SOUVENIR DE UN INSOMNIO



Era de noche. Apagué la luz y puse a Hitler abajo de mi almohada. Esvásticas de todos los colores y tamaños chisporroteaban por el cuarto, y fui siguiendo su rastro por campos de concentración y por oficinas ministeriales, por discursos de fin de curso y por gruesos libros de ocultismo, por templos hindúes y por madrugadas con grandes migraciones indoeuropeas, hasta que llegué a un desierto donde un hombre blanco y pálido, de ojos helados como glaciares, forjaba una espada. Estaba vacío, no era nadie, no sabía nada. Después el crepúsculo desangró el horizonte y el hombre pálido se disolvió en la noche.
Acomodé a Edipo sobre la mesita de luz. Tenía los ojos en la mano mientras me explicaba en susurros: “Dios está muerto, pero podemos recortar su cadáver y separar pedazos más o menos agradables, divertidos o sangrientos. Si juntamos algunos de estos pedazos entre sí formamos un collage que se llama cultura. La cultura es una venda que sirve para disimular lo aterrador del paisaje. No podríamos haber sobrevivido al asesinato de Dios, amiguito, si no nos hubiéramos arrancado un poco los ojos”.
Apoyé a Sacoa al lado del despertador: codazos de héroes ciberpunks, cascadas de fichas, “¿te ayudo a pasar?”, naves espaciales, fantasmas y zombies, ferraris perdidas en estepas y desiertos, Uruguay en la semifinal de la copa del mundo, espías de traje saltando de ascensor en ascensor, insert coin, you are in, game over.
Colgué a un filósofo (barba blanca, ojos de búho, etcétera) a la cabecera de la cama: la unidad, la pluralidad, el tiempo, el espacio, la causalidad, la libertad, el determinismo, el azar, el sujeto, el objeto, la identidad, la nada, la materia, la vida, la conciencia, la inconciencia, el lenguaje, el conocimiento, la muerte y yo.

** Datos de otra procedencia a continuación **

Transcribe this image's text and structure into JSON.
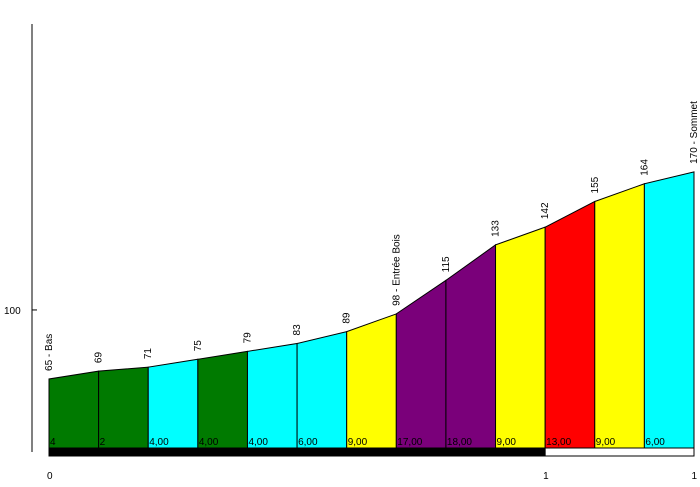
{
  "chart_data": {
    "type": "area",
    "title": "",
    "xlabel": "",
    "ylabel": "",
    "xlim": [
      0,
      1.3
    ],
    "ylim": [
      30,
      245
    ],
    "y_ticks": [
      {
        "value": 100,
        "label": "100"
      }
    ],
    "x_ticks": [
      {
        "value": 0,
        "label": "0"
      },
      {
        "value": 1,
        "label": "1"
      },
      {
        "value": 1.3,
        "label": "1"
      }
    ],
    "points": [
      {
        "x": 0.0,
        "elevation": 65,
        "label": "65 - Bas"
      },
      {
        "x": 0.1,
        "elevation": 69,
        "label": "69"
      },
      {
        "x": 0.2,
        "elevation": 71,
        "label": "71"
      },
      {
        "x": 0.3,
        "elevation": 75,
        "label": "75"
      },
      {
        "x": 0.4,
        "elevation": 79,
        "label": "79"
      },
      {
        "x": 0.5,
        "elevation": 83,
        "label": "83"
      },
      {
        "x": 0.6,
        "elevation": 89,
        "label": "89"
      },
      {
        "x": 0.7,
        "elevation": 98,
        "label": "98 - Entrée Bois"
      },
      {
        "x": 0.8,
        "elevation": 115,
        "label": "115"
      },
      {
        "x": 0.9,
        "elevation": 133,
        "label": "133"
      },
      {
        "x": 1.0,
        "elevation": 142,
        "label": "142"
      },
      {
        "x": 1.1,
        "elevation": 155,
        "label": "155"
      },
      {
        "x": 1.2,
        "elevation": 164,
        "label": "164"
      },
      {
        "x": 1.3,
        "elevation": 170,
        "label": "170 - Sommet"
      }
    ],
    "segments": [
      {
        "gradient": "4",
        "color": "#007a00"
      },
      {
        "gradient": "2",
        "color": "#007a00"
      },
      {
        "gradient": "4,00",
        "color": "#00ffff"
      },
      {
        "gradient": "4,00",
        "color": "#007a00"
      },
      {
        "gradient": "4,00",
        "color": "#00ffff"
      },
      {
        "gradient": "6,00",
        "color": "#00ffff"
      },
      {
        "gradient": "9,00",
        "color": "#ffff00"
      },
      {
        "gradient": "17,00",
        "color": "#7a007a"
      },
      {
        "gradient": "18,00",
        "color": "#7a007a"
      },
      {
        "gradient": "9,00",
        "color": "#ffff00"
      },
      {
        "gradient": "13,00",
        "color": "#ff0000"
      },
      {
        "gradient": "9,00",
        "color": "#ffff00"
      },
      {
        "gradient": "6,00",
        "color": "#00ffff"
      }
    ],
    "distance_bar": [
      {
        "from": 0,
        "to": 1,
        "color": "#000000"
      },
      {
        "from": 1,
        "to": 1.3,
        "color": "#ffffff"
      }
    ]
  }
}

Puse al Barón Munchausen sobre la colcha. Con su elegancia habitual se limpió la chaqueta, encendió su pipa y se puso a contar mentiras, mientras yo lo escuchaba atento. El Barón mintió tanto que empezó a quedarse dormido. Cuando lo notó, se desperezó apurado, aspiró un poco de rapé, dio un triple salto mortal y se esfumó en el aire, como el ninja de una serie de los ochenta.

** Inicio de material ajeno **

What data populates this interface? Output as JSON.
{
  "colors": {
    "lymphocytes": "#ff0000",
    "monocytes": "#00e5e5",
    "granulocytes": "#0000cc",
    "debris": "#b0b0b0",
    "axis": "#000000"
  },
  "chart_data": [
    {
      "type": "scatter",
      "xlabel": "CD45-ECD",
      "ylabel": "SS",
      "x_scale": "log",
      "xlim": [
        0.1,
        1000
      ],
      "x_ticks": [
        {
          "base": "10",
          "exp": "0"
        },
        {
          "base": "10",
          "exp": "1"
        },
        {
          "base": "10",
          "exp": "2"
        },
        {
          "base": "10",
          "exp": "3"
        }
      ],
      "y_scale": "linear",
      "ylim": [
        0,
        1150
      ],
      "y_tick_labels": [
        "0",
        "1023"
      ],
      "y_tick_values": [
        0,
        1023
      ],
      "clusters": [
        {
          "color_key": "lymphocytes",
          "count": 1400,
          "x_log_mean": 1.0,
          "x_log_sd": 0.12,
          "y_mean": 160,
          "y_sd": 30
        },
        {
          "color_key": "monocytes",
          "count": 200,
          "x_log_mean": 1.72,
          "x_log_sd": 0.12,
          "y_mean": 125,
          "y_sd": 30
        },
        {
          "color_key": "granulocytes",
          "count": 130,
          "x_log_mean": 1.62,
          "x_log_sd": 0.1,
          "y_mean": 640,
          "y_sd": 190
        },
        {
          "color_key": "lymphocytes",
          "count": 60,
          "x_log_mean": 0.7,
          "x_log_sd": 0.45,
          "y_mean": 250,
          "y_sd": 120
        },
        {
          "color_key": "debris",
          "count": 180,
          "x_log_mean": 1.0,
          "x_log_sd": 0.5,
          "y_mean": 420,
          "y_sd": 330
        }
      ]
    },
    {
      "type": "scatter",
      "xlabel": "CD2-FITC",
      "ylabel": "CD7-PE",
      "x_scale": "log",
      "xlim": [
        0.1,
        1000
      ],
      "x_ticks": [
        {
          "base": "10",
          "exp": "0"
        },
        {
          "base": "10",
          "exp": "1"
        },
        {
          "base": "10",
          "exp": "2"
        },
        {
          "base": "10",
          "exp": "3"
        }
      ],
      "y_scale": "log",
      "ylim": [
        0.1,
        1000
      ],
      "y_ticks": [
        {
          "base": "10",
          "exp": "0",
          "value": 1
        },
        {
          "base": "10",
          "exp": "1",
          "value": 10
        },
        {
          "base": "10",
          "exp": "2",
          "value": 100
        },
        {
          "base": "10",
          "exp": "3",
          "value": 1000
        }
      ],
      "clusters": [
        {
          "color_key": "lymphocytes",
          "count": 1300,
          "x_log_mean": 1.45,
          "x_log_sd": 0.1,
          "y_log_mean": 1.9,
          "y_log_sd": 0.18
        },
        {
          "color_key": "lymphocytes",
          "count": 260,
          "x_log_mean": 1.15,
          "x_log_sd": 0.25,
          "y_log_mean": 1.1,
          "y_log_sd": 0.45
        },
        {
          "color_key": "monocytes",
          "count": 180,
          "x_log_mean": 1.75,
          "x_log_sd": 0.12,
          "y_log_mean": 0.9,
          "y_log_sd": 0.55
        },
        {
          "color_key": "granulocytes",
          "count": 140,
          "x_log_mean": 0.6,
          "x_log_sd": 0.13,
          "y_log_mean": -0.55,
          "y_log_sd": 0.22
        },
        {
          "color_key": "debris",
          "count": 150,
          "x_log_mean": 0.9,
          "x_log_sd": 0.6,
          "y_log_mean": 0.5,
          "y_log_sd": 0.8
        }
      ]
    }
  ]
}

Después me tapé la cabeza con la frazada y me encontré a Bram Stoker, ¡los colmillos, las cartas!; al Código Da Vinci, doscientos gramos de templarios, ciento cincuenta gramos de cátaros y medio kilo de cristianismo primitivo; a Pamela David, ¡dos tetas como dos universos!; a Dostoievsky, ¡el samovar, las troikas!; a Syd Barret, ¡los viajes espaciales, los espantapájaros!; al LSD, ¡las carcajadas, el pánico!; a Lucas Bols, ¡todas las resacas del mundo!; a la Facultad de Puán; ¡las fotocopias, las barbas!; a una montaña rusa a la que subí una tarde en el Italpark, ¡¡ahhhhhhhhh!!; al cementerio de Chacarita de noche, cigarrillos furtivos y petacas silenciosas; a Buenos Aires; ¡los gimnasios, los recitales de Sabina, los edificios en construcción! y en Buenos Aires también te encontré a vos, sentada con una amiga en un bar irlandés; y sí, me quedé mirando embobado del otro lado del vidrio cómo tomabas un café, y otro, y otro más, hasta que el sol que entraba por la ventana me fue adormeciendo despacito, muy despacito, y hoy lo aborrezco, porque en ese momento estabas tan pero tan hermosa como nunca te había visto, y porque no nos volvimos a cruzar más, ni en la calle, ni en un colectivo, ni en el barrio, ni siquiera en una noche de insomnio.